In functional programming, everything is seen as a mathematical function, which means for a given input there is a given output and there can be no side effects. Changing a variable's value is considered a side effect and is thus not possible in pure functional programming. To work around this, you typically see a lot of recursive and higher order functions.

Declaring all values as const values is something you would do if you're a diehard functional programmer, as you won't mutate any values anyway.

[–] [email protected] 4 points 8 months ago

thanks, kinda understand

[–] [email protected] 2 points 8 months ago (2 children)

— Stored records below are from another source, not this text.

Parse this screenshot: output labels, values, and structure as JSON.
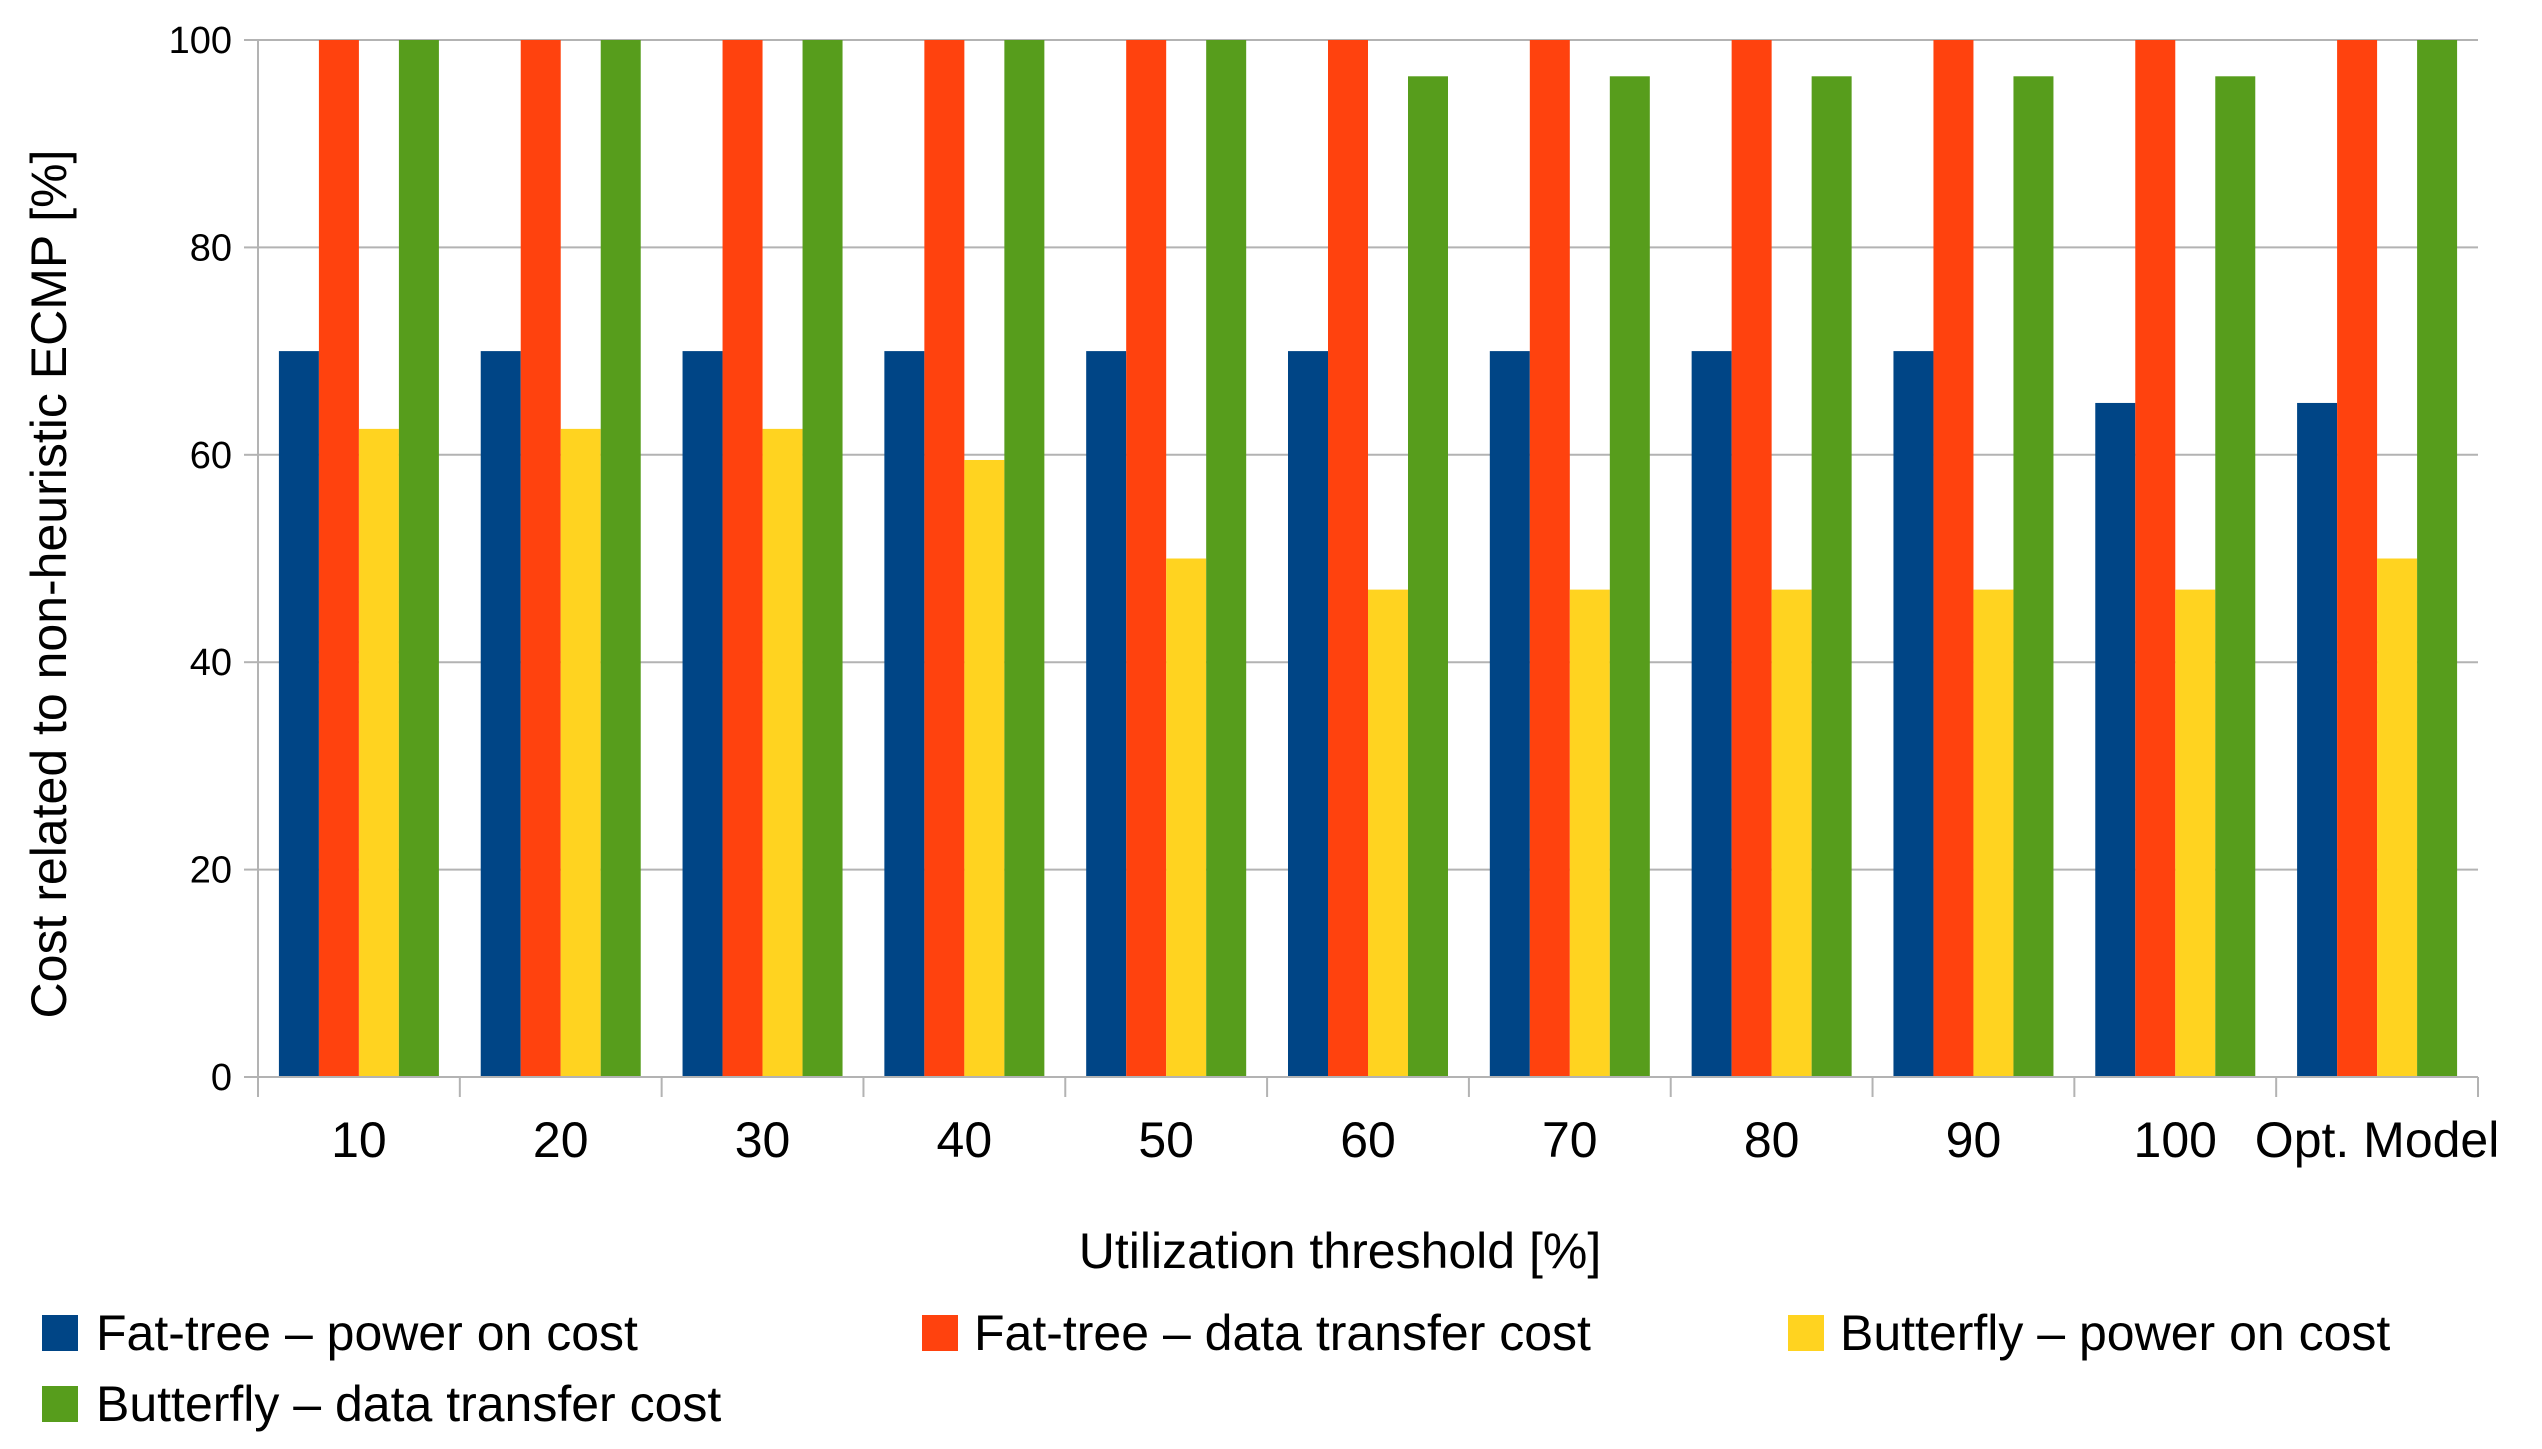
{
  "chart_data": {
    "type": "bar",
    "title": "",
    "xlabel": "Utilization threshold [%]",
    "ylabel": "Cost related to non-heuristic ECMP [%]",
    "ylim": [
      0,
      100
    ],
    "yticks": [
      "0",
      "20",
      "40",
      "60",
      "80",
      "100"
    ],
    "grid": "horizontal",
    "legend_position": "bottom",
    "categories": [
      "10",
      "20",
      "30",
      "40",
      "50",
      "60",
      "70",
      "80",
      "90",
      "100",
      "Opt. Model"
    ],
    "series": [
      {
        "name": "Fat-tree – power on cost",
        "color": "#004586",
        "values": [
          70,
          70,
          70,
          70,
          70,
          70,
          70,
          70,
          70,
          65,
          65
        ]
      },
      {
        "name": "Fat-tree – data transfer cost",
        "color": "#ff420e",
        "values": [
          100,
          100,
          100,
          100,
          100,
          100,
          100,
          100,
          100,
          100,
          100
        ]
      },
      {
        "name": "Butterfly – power on cost",
        "color": "#ffd320",
        "values": [
          62.5,
          62.5,
          62.5,
          59.5,
          50,
          47,
          47,
          47,
          47,
          47,
          50
        ]
      },
      {
        "name": "Butterfly – data transfer cost",
        "color": "#579d1c",
        "values": [
          100,
          100,
          100,
          100,
          100,
          96.5,
          96.5,
          96.5,
          96.5,
          96.5,
          100
        ]
      }
    ]
  }
}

What is the best practice then when you want to update a variable's value?

[–] [email protected] 10 points 8 months ago (2 children)

Depends on how deep down the rabbit hole you want to go :p

  • creating a new variable that contains the updated value
  • recursion (e.g. it's not possible to make a loop that increments i by 1, but it is possible to turn that loop into a function which calls itself with i+1 as argument)
  • avoiding typical types of operations that would update variable values. For example instead of a for loop that updates every element of a list, a functional programmer will use the map function, which takes a list and a function to apply to each element of that list to create an updated list. There's several more of these very typical functions that are very powerful once you get used to using them.
  • monads (I'm not even gonna try to explain them as I hardly grasp them myself)
[–] [email protected] 4 points 8 months ago

You just dropped a mind bomb on me. Suddenly things make sense :o

[–] shield_gengar 3 points 8 months ago

A monad is just a monoid in the category of endofunctors, what's the problem?